Beware BYO IoT, says Zscaler
Zscaler, a provider of cloud based security for enterprises, has released its second annual IoT report, evoking a strong sense of déjà vu: a decade or so ago, following the emergence of smartphones that could do much more than make calls, the bring-your-own device (BYOD) phenomenon where employees used these for work purposes caused many sleepless nights for IT staff.
Industry was quick to respond: a number of startups emerged to deal with the problem by enabling such devices to be secured, quarantined and, if necessary, disabled. All were subsequently swallowed by larger players. BYOD is now an accepted practice, and rarely an issue.
Not so BYO IoT devices. By analysing two weeks of traffic through its Zscaler cloud, Zscaler found 553 different IoT devices across 21 categories from 212 manufacturers. And it is processing one billion IoT transactions per month.
Zscaler found the top IoT device categories to be authorised devices such as data collection terminals, digital signage media players, industrial control devices, medical devices, networking devices, payment terminals, and printers.
Home IoT invades the enterprise
And it also found a big problem: the analysis also showed enterprise traffic generated by unauthorised IoT devices such as digital home assistants, TV set-top boxes, IP cameras, smart home devices, smart TVs, smart watches, and even automotive multimedia systems.
When Zscaler’s researchers drilled down to build an inventory of IoT devices sending traffic to the Zscaler cloud, consumer devices topped the list.
“The category with the highest number of individual devices was far and away TV set-top boxes, which enable analogue television sets to receive digital broadcasts (29.5 percent), followed by smart TVs at 20.3 percent,”Zscaler said.
Coming in third were smart watches at 14.8 percent, followed by media players at eight percent, digital signage media players at 5.8 percent and data collection terminals at 5.6 percent.
Zscalers’ conclusion: “Employees inside the office might be checking their nanny cam over the corporate network. Or using their Apple Watch to look at email. Or working from home, connected to the enterprise network, and periodically checking the home security system or accessing media devices.”
Much IoT channelled malware
And the bad news: “Zscaler blocked 14,000 IoT-based malware attempts per month. That number has increased more than seven times since the May 2019 research.”

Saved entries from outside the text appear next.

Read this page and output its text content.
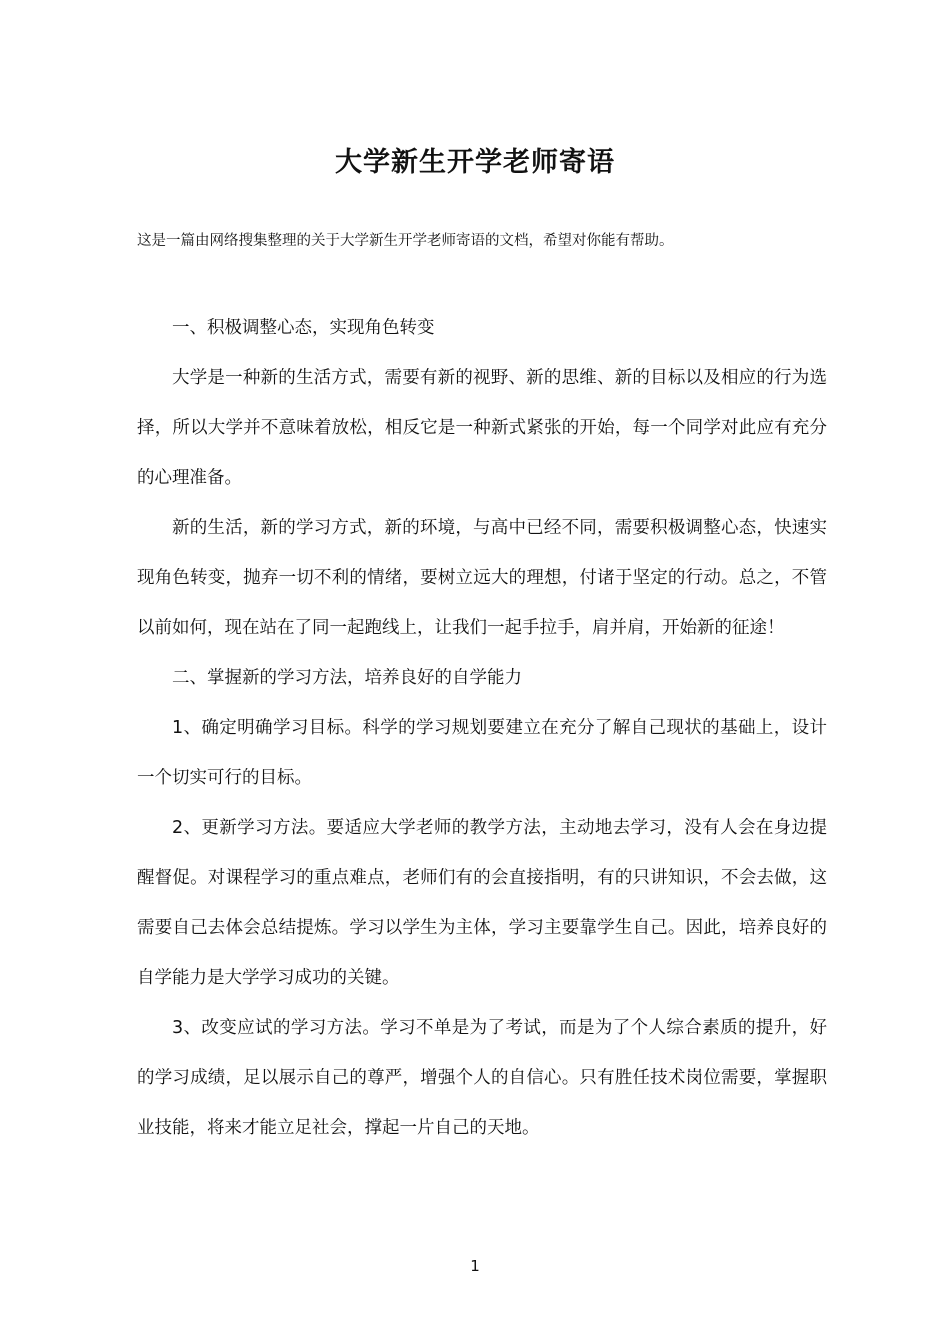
大学新生开学老师寄语
这是一篇由网络搜集整理的关于大学新生开学老师寄语的文档，希望对你能有帮助。

一、积极调整心态，实现角色转变

大学是一种新的生活方式，需要有新的视野、新的思维、新的目标以及相应的行为选择，所以大学并不意味着放松，相反它是一种新式紧张的开始，每一个同学对此应有充分的心理准备。

新的生活，新的学习方式，新的环境，与高中已经不同，需要积极调整心态，快速实现角色转变，抛弃一切不利的情绪，要树立远大的理想，付诸于坚定的行动。总之，不管以前如何，现在站在了同一起跑线上，让我们一起手拉手，肩并肩，开始新的征途！

二、掌握新的学习方法，培养良好的自学能力

1、确定明确学习目标。科学的学习规划要建立在充分了解自己现状的基础上，设计一个切实可行的目标。

2、更新学习方法。要适应大学老师的教学方法，主动地去学习，没有人会在身边提醒督促。对课程学习的重点难点，老师们有的会直接指明，有的只讲知识，不会去做，这需要自己去体会总结提炼。学习以学生为主体，学习主要靠学生自己。因此，培养良好的自学能力是大学学习成功的关键。

3、改变应试的学习方法。学习不单是为了考试，而是为了个人综合素质的提升，好的学习成绩，足以展示自己的尊严，增强个人的自信心。只有胜任技术岗位需要，掌握职业技能，将来才能立足社会，撑起一片自己的天地。

1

It listed the top malware encountered as being Mirai, Gafgyt, Rift, Bushido, Demonbot and Pesiraim and the top target destinations connected as the US, UK, Russia, The Netherlands and Malaysia.

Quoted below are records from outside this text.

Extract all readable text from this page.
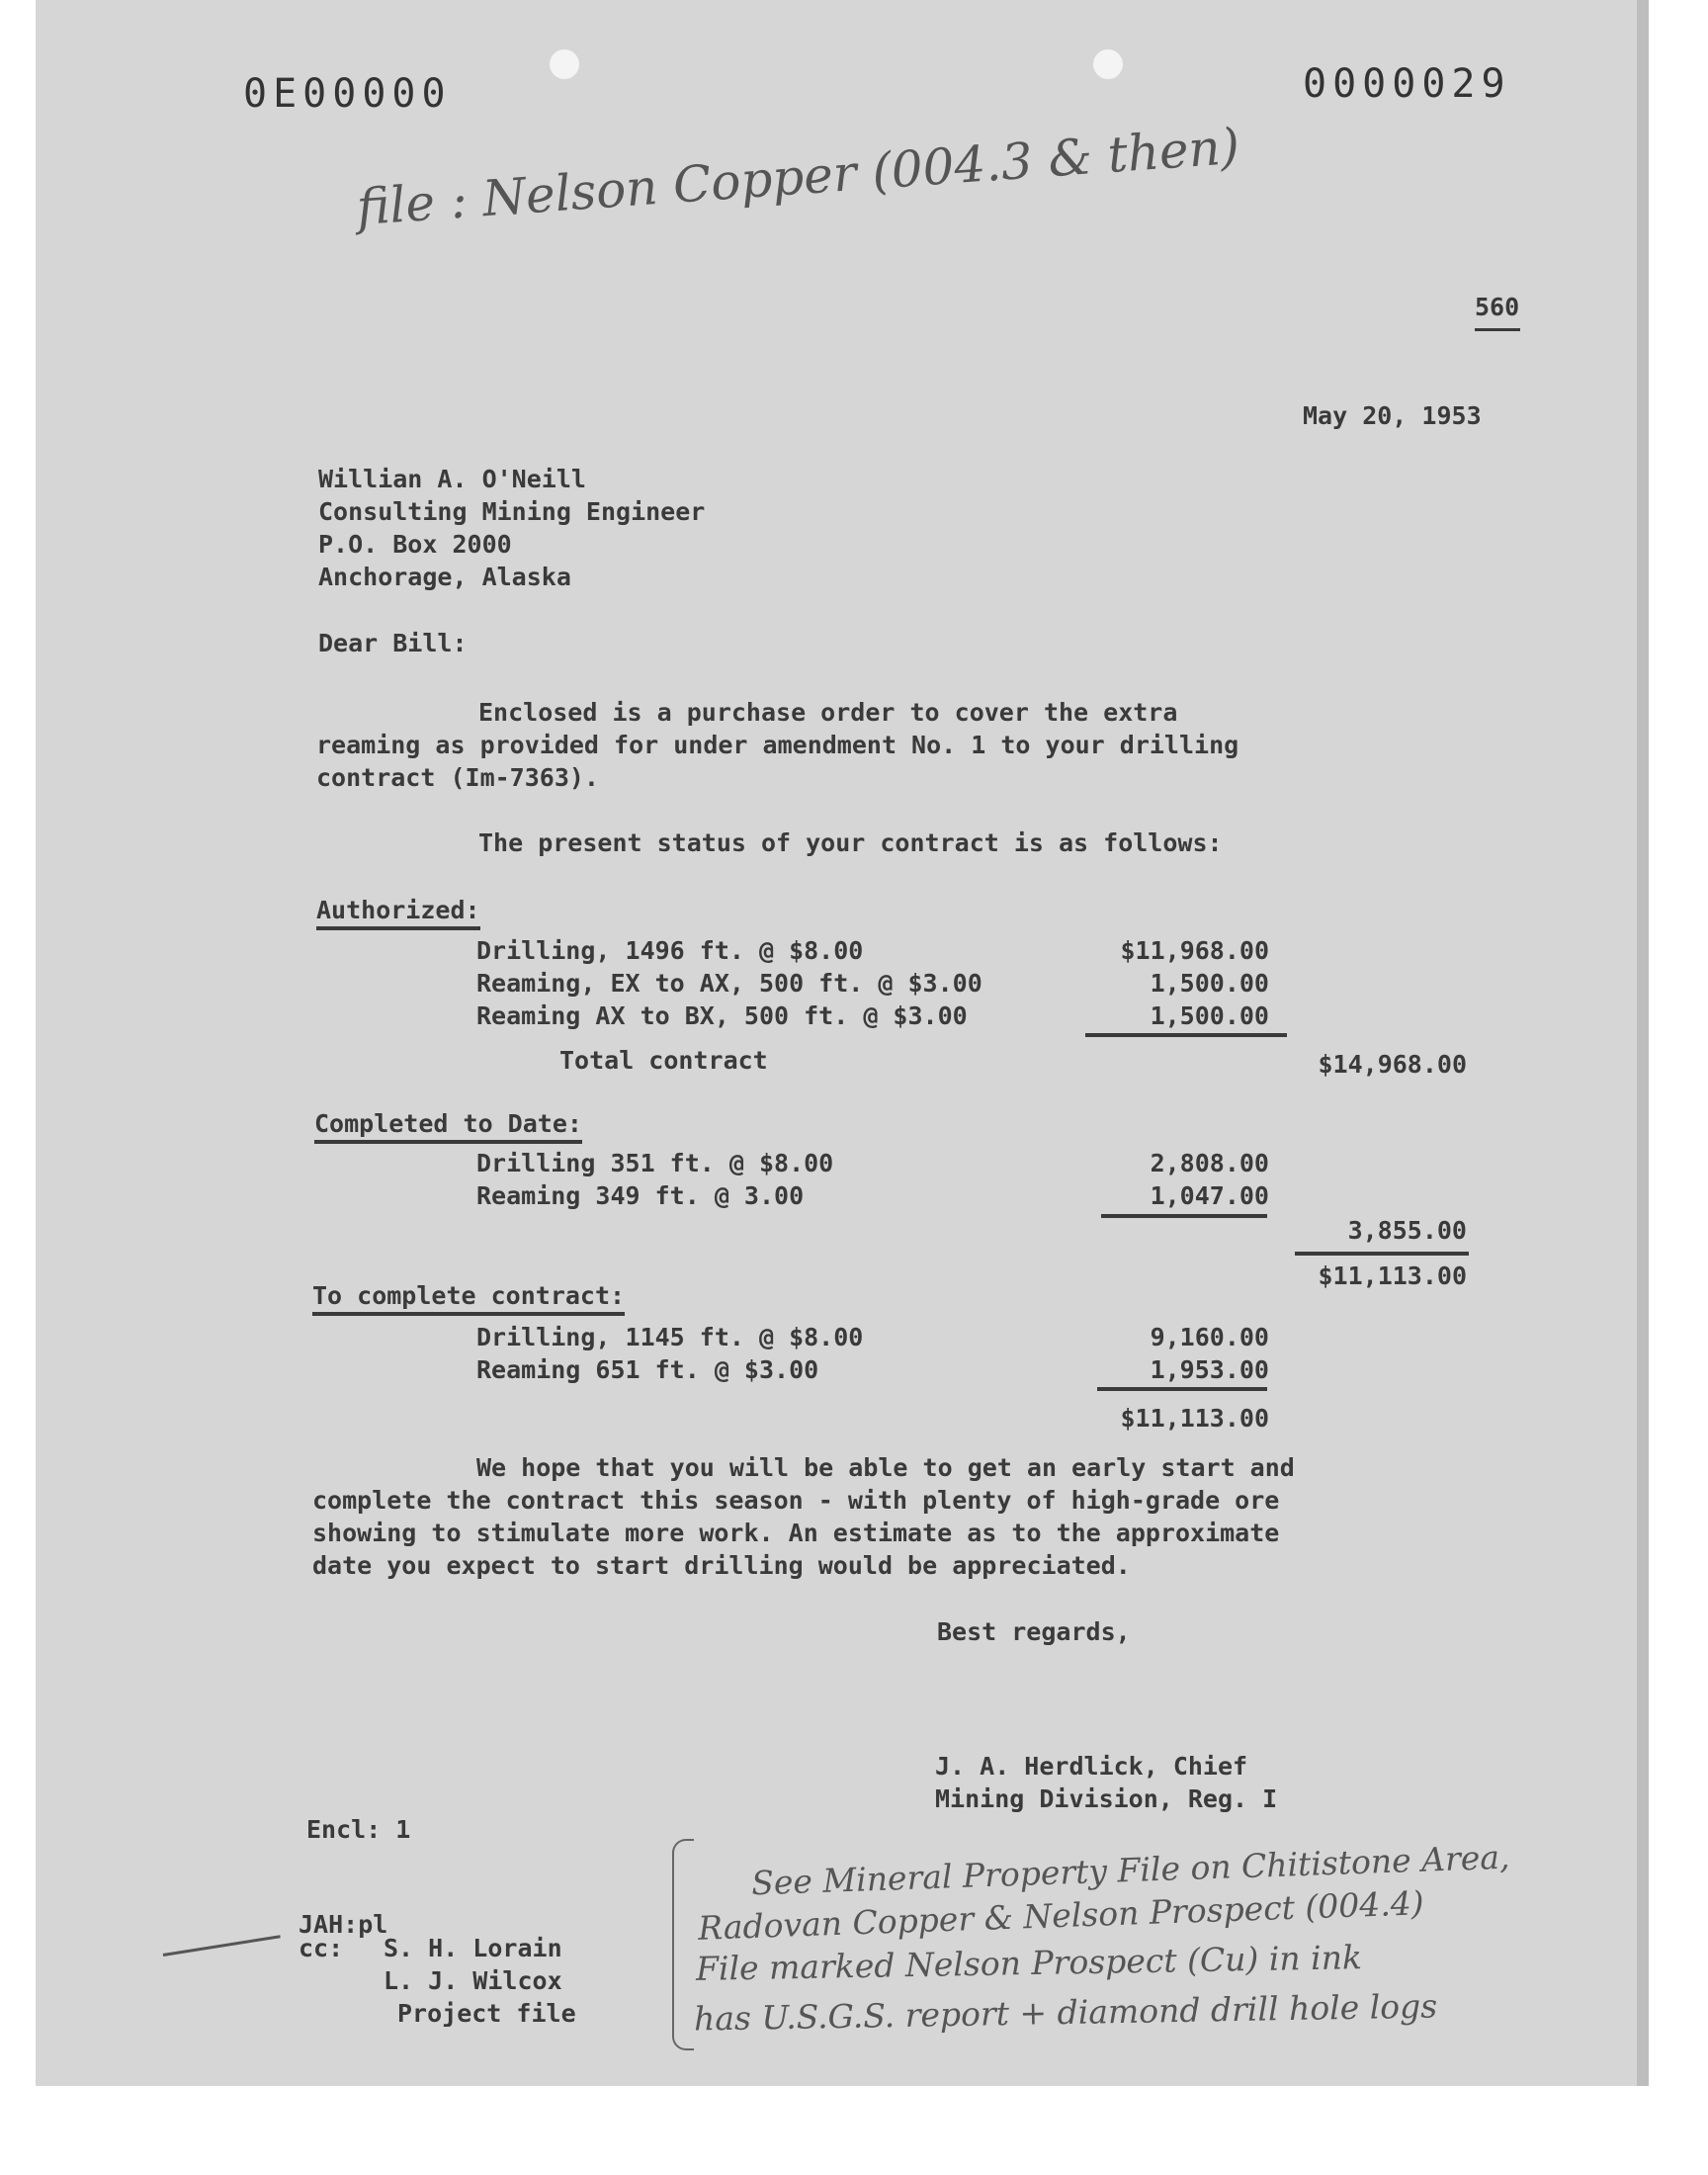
0E00000	0000029
file : Nelson Copper (004.3 & then)
560
May 20, 1953
Willian A. O'Neill
Consulting Mining Engineer
P.O. Box 2000
Anchorage, Alaska
Dear Bill:
Enclosed is a purchase order to cover the extra
reaming as provided for under amendment No. 1 to your drilling
contract (Im-7363).
The present status of your contract is as follows:
Authorized:
Drilling, 1496 ft. @ $8.00	$11,968.00
Reaming, EX to AX, 500 ft. @ $3.00	1,500.00
Reaming AX to BX, 500 ft. @ $3.00	1,500.00
Total contract	$14,968.00
Completed to Date:
Drilling 351 ft. @ $8.00	2,808.00
Reaming 349 ft. @ 3.00	1,047.00
3,855.00
$11,113.00
To complete contract:
Drilling, 1145 ft. @ $8.00	9,160.00
Reaming 651 ft. @ $3.00	1,953.00
$11,113.00
We hope that you will be able to get an early start and
complete the contract this season - with plenty of high-grade ore
showing to stimulate more work. An estimate as to the approximate
date you expect to start drilling would be appreciated.
Best regards,
J. A. Herdlick, Chief
Mining Division, Reg. I
Encl: 1
JAH:pl
cc: S. H. Lorain
L. J. Wilcox
Project file
See Mineral Property File on Chitistone Area,
Radovan Copper & Nelson Prospect (004.4)
File marked Nelson Prospect (Cu) in ink
has U.S.G.S. report + diamond drill hole logs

Even more troubling from a security perspective is the fact that roughly 83 percent of IoT-based transactions are happening over plain text channels, whereas only 17 percent are using SSL, according to Zscaler.
Not surprisingly Zscaler concluded: “The presence of shadow IoT highlighted in this report should serve as a wake-up call to enterprise security professionals. Just as companies learned to create policies and to apply management and security controls to BYOD devices, they need to start paying that same level of attention to shadow IoT.”
Unfortunately the problems are not comparable. BYOD devices were relatively few in number and had sufficient intelligence to be manageable with the tools provided by the aforementioned startups. IoT devices are orders of magnitude more numerous, and many are smart enough to be dangerous but too dumb to be easily secured.
Solutions: visibility, zero trust & legislation
Zscaler says organisations need visibility into their entire infrastructure and a zero trust approach, and it makes a third recommendation.
“If possible, urge action at the governmental level to have a common set of policies and regulations with respect to the development and security of IoT devices.”
Good idea! And last month saw the UK Government do exactly that. Australia meanwhile has a voluntary code of practice. In the US the Internet of Things Cybersecurity Improvement Act was introduced into Congress in May 2019.
According to GovTrack.us, an independent website tracking the status of legislation in the Congress, the bill was sent the House or Senate as a whole for consideration on June 19, 2019, but has almost zero chance of becoming law.
In any case such laws would do nothing to prevent attacks being launched from vulnerable devices manufactured and installed in countries that have no such legislation, or the non-compliant devices bought online that are almost certain to find their way into homes in countries with legislation.
In short the battle against BYOIoT will be long and hard.